At an asado, which is the grilling of the meat, the asador is the only one to touch the meat. No matter how many neighborhood barbecues you threw back home, leave this one to the real experts who have wood-fire meat grilling in their blood. It’s a sign of disrespect to meddle. What you can offer is a big applause when the meat is served, to show thanks to the asador for his work. And yes, “his,” as rural Patagonia still has some pretty machista undertones when it comes to grilling.
Most asados will be accompanied by red wine, even if it’s lunchtime. If you are invited to an asado, a good bottle is always a welcomed gift for your host. If you find out that your host does not drink, chocolate is another option. The region has incredible chocolate, with Bariloche in northern Patagonia being a chocolate capital of the world, often being called “Little Switzerland.”
Patagonia is not for the uptight
It’s definitely not a place to get stressed if someone shows up ten minutes later than planned…or even twenty. Siestas are common after lunch and most businesses shut down during the early afternoon so they can rest and have time with their family. Google might say a business should be open during set hours, but if they are there, then they are open, and if they aren’t, well, roll with it. Some small businesses might not take credit cards, or “the system is down,” so always keep some cash on you.
You can also plan to not have phone coverage in many places, and even wifi can be spotty.
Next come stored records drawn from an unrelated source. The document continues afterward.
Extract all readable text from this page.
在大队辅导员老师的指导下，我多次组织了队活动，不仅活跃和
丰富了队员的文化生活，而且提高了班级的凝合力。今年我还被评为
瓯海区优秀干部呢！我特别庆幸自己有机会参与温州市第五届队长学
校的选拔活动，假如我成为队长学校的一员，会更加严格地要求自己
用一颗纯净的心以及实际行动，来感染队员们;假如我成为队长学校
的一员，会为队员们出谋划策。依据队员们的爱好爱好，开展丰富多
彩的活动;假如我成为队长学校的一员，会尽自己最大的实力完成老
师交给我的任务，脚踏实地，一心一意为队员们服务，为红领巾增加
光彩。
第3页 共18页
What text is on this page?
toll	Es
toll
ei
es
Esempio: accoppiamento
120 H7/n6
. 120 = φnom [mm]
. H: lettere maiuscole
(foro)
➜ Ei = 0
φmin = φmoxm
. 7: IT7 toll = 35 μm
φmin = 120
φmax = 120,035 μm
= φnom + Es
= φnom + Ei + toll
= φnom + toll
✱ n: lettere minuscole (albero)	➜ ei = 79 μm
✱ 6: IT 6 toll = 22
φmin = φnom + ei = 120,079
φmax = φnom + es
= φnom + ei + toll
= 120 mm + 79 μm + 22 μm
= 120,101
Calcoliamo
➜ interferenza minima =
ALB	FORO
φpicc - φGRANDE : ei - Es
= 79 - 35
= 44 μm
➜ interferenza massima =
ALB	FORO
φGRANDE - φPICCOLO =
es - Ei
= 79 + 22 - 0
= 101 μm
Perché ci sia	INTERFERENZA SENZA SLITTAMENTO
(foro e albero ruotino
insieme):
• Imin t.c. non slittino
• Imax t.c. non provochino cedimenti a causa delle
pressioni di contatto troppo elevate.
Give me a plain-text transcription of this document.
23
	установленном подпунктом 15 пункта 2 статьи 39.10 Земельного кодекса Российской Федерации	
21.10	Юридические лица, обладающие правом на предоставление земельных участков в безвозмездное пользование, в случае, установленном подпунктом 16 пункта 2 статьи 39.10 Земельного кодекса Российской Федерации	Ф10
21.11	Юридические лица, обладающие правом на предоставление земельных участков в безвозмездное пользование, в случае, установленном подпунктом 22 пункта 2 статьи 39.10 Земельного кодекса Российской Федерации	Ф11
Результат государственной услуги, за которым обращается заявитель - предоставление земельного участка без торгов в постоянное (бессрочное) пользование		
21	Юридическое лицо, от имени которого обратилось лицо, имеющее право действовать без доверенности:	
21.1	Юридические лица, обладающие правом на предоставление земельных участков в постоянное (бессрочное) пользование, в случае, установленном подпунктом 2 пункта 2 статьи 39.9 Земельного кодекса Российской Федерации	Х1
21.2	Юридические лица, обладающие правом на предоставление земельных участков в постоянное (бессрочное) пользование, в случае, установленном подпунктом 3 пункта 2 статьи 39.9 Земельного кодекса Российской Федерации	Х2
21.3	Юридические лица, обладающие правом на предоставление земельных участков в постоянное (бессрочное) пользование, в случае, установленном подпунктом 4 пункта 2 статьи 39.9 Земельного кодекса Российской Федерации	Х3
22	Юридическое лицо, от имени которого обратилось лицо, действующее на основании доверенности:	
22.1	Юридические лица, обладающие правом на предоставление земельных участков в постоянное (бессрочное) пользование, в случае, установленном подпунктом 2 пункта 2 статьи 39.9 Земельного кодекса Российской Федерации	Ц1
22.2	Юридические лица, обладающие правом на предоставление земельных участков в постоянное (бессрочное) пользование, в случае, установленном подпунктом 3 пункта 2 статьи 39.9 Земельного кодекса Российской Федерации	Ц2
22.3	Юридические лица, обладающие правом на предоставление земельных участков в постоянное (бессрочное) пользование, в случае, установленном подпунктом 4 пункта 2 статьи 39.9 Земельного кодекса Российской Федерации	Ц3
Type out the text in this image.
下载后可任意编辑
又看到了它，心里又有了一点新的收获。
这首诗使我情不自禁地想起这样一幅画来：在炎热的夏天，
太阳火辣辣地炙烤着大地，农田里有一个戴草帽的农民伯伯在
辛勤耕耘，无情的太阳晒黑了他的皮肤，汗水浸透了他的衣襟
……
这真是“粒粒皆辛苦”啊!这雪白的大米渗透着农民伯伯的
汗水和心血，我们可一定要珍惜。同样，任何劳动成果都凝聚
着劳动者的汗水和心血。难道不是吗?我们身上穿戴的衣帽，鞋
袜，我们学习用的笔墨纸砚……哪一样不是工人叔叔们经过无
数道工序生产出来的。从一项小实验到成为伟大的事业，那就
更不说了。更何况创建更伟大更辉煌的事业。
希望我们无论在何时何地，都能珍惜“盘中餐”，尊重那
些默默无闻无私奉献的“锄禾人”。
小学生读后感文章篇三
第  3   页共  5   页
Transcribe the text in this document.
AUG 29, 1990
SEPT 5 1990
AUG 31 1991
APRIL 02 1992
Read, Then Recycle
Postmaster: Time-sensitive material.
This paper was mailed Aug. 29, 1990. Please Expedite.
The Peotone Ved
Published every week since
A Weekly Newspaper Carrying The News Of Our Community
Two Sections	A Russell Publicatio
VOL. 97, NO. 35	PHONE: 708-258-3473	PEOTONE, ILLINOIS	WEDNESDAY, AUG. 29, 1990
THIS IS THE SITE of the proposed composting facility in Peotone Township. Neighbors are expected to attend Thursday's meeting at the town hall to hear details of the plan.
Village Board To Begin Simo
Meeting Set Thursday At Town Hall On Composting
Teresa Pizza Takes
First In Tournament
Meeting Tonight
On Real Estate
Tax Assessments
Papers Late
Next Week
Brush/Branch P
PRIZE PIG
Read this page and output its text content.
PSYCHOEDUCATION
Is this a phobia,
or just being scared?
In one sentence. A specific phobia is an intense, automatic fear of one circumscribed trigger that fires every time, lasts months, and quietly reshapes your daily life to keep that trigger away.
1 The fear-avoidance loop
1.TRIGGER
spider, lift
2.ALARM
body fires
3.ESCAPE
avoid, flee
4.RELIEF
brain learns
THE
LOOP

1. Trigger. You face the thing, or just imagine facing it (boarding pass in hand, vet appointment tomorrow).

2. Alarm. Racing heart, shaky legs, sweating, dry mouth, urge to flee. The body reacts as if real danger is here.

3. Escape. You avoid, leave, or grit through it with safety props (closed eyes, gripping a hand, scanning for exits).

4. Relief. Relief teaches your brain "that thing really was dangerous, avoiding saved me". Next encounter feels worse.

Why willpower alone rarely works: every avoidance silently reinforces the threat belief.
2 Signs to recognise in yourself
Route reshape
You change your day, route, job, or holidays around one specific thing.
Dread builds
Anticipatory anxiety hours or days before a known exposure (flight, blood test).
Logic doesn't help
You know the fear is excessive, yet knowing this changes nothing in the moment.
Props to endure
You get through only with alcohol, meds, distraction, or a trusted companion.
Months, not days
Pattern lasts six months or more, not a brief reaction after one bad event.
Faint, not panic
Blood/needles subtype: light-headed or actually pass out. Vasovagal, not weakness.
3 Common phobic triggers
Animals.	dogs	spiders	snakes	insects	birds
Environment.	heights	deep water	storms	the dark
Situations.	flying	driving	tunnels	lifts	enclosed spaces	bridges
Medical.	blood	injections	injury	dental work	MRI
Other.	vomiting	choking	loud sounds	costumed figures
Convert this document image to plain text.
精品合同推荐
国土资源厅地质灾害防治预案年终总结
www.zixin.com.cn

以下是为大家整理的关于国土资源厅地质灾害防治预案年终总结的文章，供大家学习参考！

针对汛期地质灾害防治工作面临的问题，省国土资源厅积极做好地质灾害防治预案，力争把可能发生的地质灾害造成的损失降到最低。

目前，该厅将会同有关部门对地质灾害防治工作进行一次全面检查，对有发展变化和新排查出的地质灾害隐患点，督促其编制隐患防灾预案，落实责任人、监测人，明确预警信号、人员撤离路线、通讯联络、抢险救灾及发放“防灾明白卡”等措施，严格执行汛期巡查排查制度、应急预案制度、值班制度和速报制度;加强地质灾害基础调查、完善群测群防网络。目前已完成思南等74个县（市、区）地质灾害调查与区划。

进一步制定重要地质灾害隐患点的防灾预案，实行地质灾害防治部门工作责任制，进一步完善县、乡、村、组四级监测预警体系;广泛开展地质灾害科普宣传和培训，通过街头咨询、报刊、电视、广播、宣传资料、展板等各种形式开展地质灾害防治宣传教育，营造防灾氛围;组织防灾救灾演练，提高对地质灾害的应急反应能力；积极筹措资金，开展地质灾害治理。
That all being said, Patagonia is one of those places where you will appreciate having the time and peace to contemplate nature and to get to know the culture. So put your phone down, join a mate circle and laugh with new friends, sit relaxing by a fire as you wait for some of the best slow-cooked meat of your life, and absorb some of the most jaw-droppingly gorgeous views this planet has to offer. There is a lot about unplugging and enjoying the small moments in life that Patagonia has to teach those who are open to adopting its pace.